Yeah, very topical question. So during the turnaround process, the revenue growth has been driven mainly by price, as we have discussed in the quarterly release events. Now, when we are talking about growth and what Sari is driving for is volume growth. And volume growth will take over from price-driven growth gradually.
But I'm sure there will be a pricing component still, but volume is the biggest.
Yeah, this is, as I explained in the market view, this is a business where we are, with the pricing, also in the future able to beat inflation. And that will not change. But still, volume growth is really the challenge that Sari is putting to her team, and that's the target.
So if you grow 5% next year in Healthcare Services, the contribution is sort of equal from volume and price?
Well, we don't go into it in that level, but you are not entirely wrong, if I put it like that.
In the ballpark.
Thanks.
Joni, Nordea, only one question. I think this maybe goes to Juuso. After the new EPS target, no capital return targets and weak property market currently. So have you considered maybe owning more key properties than leasing?
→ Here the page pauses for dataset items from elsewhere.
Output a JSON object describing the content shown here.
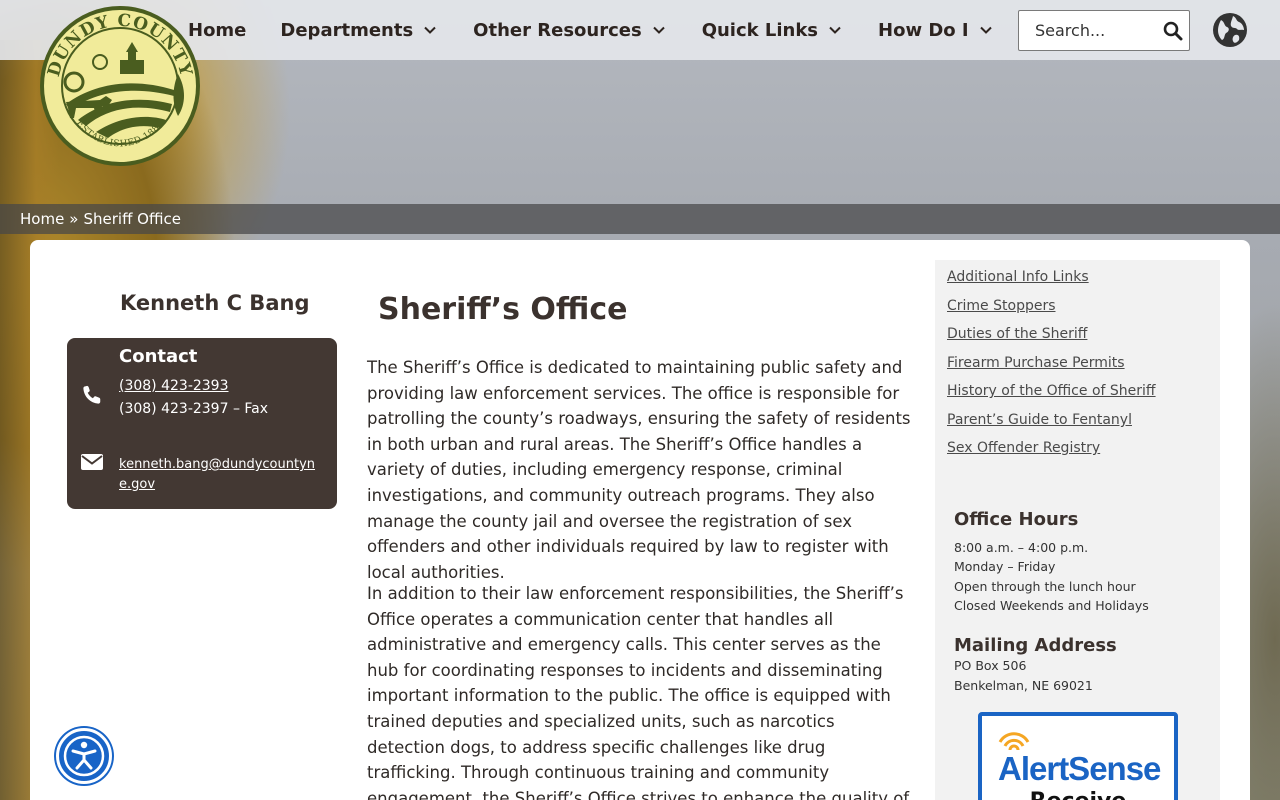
{
  "header": {
    "nav": [
      {
        "label": "Home",
        "has_dropdown": false
      },
      {
        "label": "Departments",
        "has_dropdown": true
      },
      {
        "label": "Other Resources",
        "has_dropdown": true
      },
      {
        "label": "Quick Links",
        "has_dropdown": true
      },
      {
        "label": "How Do I",
        "has_dropdown": true
      }
    ],
    "search": {
      "placeholder": "Search..."
    },
    "icons": {
      "search": "search-icon",
      "globe": "globe-icon",
      "chevron": "chevron-down-icon"
    }
  },
  "logo": {
    "top_text": "DUNDY COUNTY",
    "bottom_text": "ESTABLISHED 1884",
    "icon": "county-seal"
  },
  "breadcrumb": {
    "home": "Home",
    "separator": "»",
    "current": "Sheriff Office"
  },
  "contact": {
    "name": "Kenneth C Bang",
    "title": "Contact",
    "phone": "(308) 423-2393",
    "fax": "(308) 423-2397 – Fax",
    "email": "kenneth.bang@dundycountyne.gov",
    "icons": {
      "phone": "phone-icon",
      "email": "envelope-icon"
    }
  },
  "main": {
    "title": "Sheriff’s Office",
    "paragraphs": [
      "The Sheriff’s Office is dedicated to maintaining public safety and providing law enforcement services. The office is responsible for patrolling the county’s roadways, ensuring the safety of residents in both urban and rural areas. The Sheriff’s Office handles a variety of duties, including emergency response, criminal investigations, and community outreach programs. They also manage the county jail and oversee the registration of sex offenders and other individuals required by law to register with local authorities.",
      "In addition to their law enforcement responsibilities, the Sheriff’s Office operates a communication center that handles all administrative and emergency calls. This center serves as the hub for coordinating responses to incidents and disseminating important information to the public. The office is equipped with trained deputies and specialized units, such as narcotics detection dogs, to address specific challenges like drug trafficking. Through continuous training and community engagement, the Sheriff’s Office strives to enhance the quality of life for all residents by ensuring a safe and secure environment."
    ]
  },
  "sidebar": {
    "links": [
      "Additional Info Links",
      "Crime Stoppers",
      "Duties of the Sheriff",
      "Firearm Purchase Permits",
      "History of the Office of Sheriff",
      "Parent’s Guide to Fentanyl",
      "Sex Offender Registry"
    ],
    "office_hours": {
      "heading": "Office Hours",
      "lines": [
        "8:00 a.m. – 4:00 p.m.",
        "Monday – Friday",
        "Open through the lunch hour",
        "Closed Weekends and Holidays"
      ]
    },
    "mailing": {
      "heading": "Mailing Address",
      "lines": [
        "PO Box 506",
        "Benkelman, NE 69021"
      ]
    },
    "alert": {
      "brand": "AlertSense",
      "cta": "Receive"
    }
  },
  "accessibility": {
    "icon": "accessibility-icon"
  },
  "colors": {
    "brand_dark": "#433833",
    "text_heading": "#3b322e",
    "breadcrumb_bg": "#464648",
    "alert_blue": "#1a64c4",
    "a11y_blue": "#1864c7",
    "seal_green": "#4a5d1f",
    "seal_yellow": "#f1eb9a"
  }
}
Well, we evaluate the market continuously. So just concrete examples, Turku Hospital has been announced. That one we didn't want to do on our balance sheet. It goes actually to a large institutional investor balance sheet. But we were contemplating the idea that should we do it with a balance sheet. Now, the Lahti will go through our own balance sheet.
So we are actually flexible from the return on investment perspective to evaluate different options. We will never be a real estate company as such. But when we see an opportunity and when we exceed certain type of a target in a certain type of a market, then we don't have difficulties to utilize our balance sheet also. So I would guess that materially we will work with the investors' balance sheet. But as said, we have our criteria. We will follow those ones. And depending on the situation, we will do the decision. We are also fairly wanted tenants, basically. We increase the value of certain type of assets clearly. So obviously, we want to take that one into account in our negotiations. And if someone doesn't appreciate it, then we have our own means to operate.
Good. I think there are no further questions from the audience.
We have at least one question from the webcast over to you, Juuso. Does the investment in organic growth mean higher OpEx in Healthcare Services? And if so, does the above 16% margin target take this into account?
First of all, we wouldn't say that we think that we drive above 16% and then would come back to you saying, "Just kidding, it didn't include ABC." So it's all included. That one I will guarantee. Then the second part is that, yes, investment in organic growth, remembering that we are in people business, it will always require an OpEx component and a CapEx component. So just an example, let's use the Turku. We are getting better, more efficient premises that allow volume growth. To capture that volume growth, we need solid supply. Getting that supply in will most likely require also some kind of OpEx investments.
Then you need to make sure that the demand comes in. So all of these ones are coordinated together. So there is no investment that is pure balance sheet. There is no investment that is pure OpEx. You always have a combination and depending on what you do. But as said, our margin ambitions are all included.